Safe haven debt well bid, greek stocks under pressure


Fundamental View

Yesterday saw a heavy session for the equity space as a trio of factors weighed on sentiment. Firstly Russia: The once again escalating Ukraine crisis has lead to EU comments that fresh sanctions are being prepared, this negative was added to when the S&P ratings agency downgraded Russian debt into junk status. Secondly, the US durable goods orders data came in a decent amount worse than expected. Thirdly, the US earnings from the likes of Procter & Gamble, Caterpillar, Microsoft all showed worse than expected results with the strength of the US dollar being a common theme in terms of the reasoning behind the disappointing numbers. This final point is of concern for the medium term and one risk for 2015 is how much will the recent 17% rally in the US Dollar dampen the US growth story.

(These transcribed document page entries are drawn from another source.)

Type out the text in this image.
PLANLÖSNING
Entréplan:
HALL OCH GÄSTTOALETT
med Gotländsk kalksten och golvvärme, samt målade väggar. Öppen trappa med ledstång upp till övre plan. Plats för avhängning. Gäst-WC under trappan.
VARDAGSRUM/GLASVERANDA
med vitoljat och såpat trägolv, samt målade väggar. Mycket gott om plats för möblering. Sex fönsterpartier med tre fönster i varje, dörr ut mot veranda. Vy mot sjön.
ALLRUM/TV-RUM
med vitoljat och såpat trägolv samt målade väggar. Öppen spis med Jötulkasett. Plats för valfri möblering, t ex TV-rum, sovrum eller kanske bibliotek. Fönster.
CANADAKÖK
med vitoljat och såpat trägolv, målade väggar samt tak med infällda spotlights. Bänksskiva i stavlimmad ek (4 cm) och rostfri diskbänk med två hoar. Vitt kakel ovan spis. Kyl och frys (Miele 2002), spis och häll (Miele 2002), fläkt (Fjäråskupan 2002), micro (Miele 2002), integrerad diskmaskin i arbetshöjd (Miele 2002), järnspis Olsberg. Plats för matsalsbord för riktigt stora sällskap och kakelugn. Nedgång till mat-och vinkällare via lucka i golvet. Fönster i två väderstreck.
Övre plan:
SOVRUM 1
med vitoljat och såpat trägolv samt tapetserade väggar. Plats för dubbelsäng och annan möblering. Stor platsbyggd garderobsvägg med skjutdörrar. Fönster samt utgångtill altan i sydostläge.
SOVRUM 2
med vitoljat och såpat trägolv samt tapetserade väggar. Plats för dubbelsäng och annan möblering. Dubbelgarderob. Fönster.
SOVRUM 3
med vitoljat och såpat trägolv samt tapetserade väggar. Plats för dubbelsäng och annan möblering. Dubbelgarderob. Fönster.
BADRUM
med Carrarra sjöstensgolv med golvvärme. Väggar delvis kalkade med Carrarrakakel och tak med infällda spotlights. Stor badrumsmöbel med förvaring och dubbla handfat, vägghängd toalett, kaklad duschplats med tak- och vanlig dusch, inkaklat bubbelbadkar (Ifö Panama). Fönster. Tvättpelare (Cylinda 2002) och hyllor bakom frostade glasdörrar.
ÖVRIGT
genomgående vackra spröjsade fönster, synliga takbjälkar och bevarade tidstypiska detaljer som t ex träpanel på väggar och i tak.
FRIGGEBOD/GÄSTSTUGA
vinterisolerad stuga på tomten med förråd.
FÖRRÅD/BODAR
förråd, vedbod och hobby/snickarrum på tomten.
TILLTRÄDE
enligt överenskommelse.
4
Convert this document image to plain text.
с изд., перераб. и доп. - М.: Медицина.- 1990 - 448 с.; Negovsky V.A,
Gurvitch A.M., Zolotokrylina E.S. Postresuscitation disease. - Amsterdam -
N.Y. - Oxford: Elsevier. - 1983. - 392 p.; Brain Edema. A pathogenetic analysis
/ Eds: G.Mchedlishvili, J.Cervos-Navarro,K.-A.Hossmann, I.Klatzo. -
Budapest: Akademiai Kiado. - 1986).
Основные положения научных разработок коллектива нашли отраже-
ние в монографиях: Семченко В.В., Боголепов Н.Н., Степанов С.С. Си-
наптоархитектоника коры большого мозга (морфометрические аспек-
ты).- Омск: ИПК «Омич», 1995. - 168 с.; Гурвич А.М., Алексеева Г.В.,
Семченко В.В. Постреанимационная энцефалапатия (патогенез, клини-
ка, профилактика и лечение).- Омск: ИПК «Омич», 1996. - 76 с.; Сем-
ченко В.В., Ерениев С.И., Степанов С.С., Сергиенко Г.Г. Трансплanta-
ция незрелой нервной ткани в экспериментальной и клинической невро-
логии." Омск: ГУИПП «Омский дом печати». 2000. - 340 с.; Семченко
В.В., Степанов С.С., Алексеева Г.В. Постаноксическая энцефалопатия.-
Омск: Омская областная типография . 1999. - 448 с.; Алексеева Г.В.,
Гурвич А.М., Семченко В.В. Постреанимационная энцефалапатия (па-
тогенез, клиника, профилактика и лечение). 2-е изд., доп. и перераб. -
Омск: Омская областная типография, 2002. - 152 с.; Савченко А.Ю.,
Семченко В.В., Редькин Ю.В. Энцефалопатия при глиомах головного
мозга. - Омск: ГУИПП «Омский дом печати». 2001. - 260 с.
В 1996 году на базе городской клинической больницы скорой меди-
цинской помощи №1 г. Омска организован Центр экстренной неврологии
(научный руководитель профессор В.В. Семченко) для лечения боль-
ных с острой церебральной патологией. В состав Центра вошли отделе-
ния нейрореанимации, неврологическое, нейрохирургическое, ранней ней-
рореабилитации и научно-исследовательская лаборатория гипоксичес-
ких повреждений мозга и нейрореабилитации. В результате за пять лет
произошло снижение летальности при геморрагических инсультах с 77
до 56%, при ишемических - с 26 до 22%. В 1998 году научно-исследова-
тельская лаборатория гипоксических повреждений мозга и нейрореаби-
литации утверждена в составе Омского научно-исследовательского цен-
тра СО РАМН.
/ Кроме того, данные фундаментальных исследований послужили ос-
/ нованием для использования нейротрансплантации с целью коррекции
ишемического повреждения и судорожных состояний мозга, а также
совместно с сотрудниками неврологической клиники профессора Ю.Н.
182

However, this downside bias through the US session was reversed somewhat after the close when Apple delivered the large corporate profit in history. I-Phone 6 sales were ‘off the scale’ and Apple once again becomes the darling of the tech sector.

Today’s View

This has seen some of the Apple rebound given back with a mild ‘risk-off’ theme. Safe haven debt has been well bid with the German Bund leading the way. Greek stocks are under heavy pressure with the banking sector leading the decline. The Greek banks are now down in excess of 35% for the week. The important observation about this is that there seems to be a bit of contagion risk creeping through with Italian, Spanish and Portuguese bond yields rising and German yields falling. There has been an absence of macro data this morning and this remains to be the case for the afternoon. Oil inventory data is due for release at 15.30pm GMT with the API data last night showing a record increase in crude stocks at over 12 million barrels. The main event of the day will be the release of the FOMC statement tonight. It will be interesting to see if the Fed make any dovish adjustments to their statement to factor in a declining inflation outlook and yesterday’s evidence that the strong dollar is beginning to squeeze corporate America. Ahead of tonight’s statement release we prefer a risk off theme with a short entry for the S&P and a long entry for T-Notes. We [prefer a negative dollar bias ahead of the Fed and so will be looking for a long entry on the EURUSD. We have a short bias for crude.

Alternative View

Greek contagion risk may feed through negatively on the Euro offsetting Dollar weakness ahead of the Fed.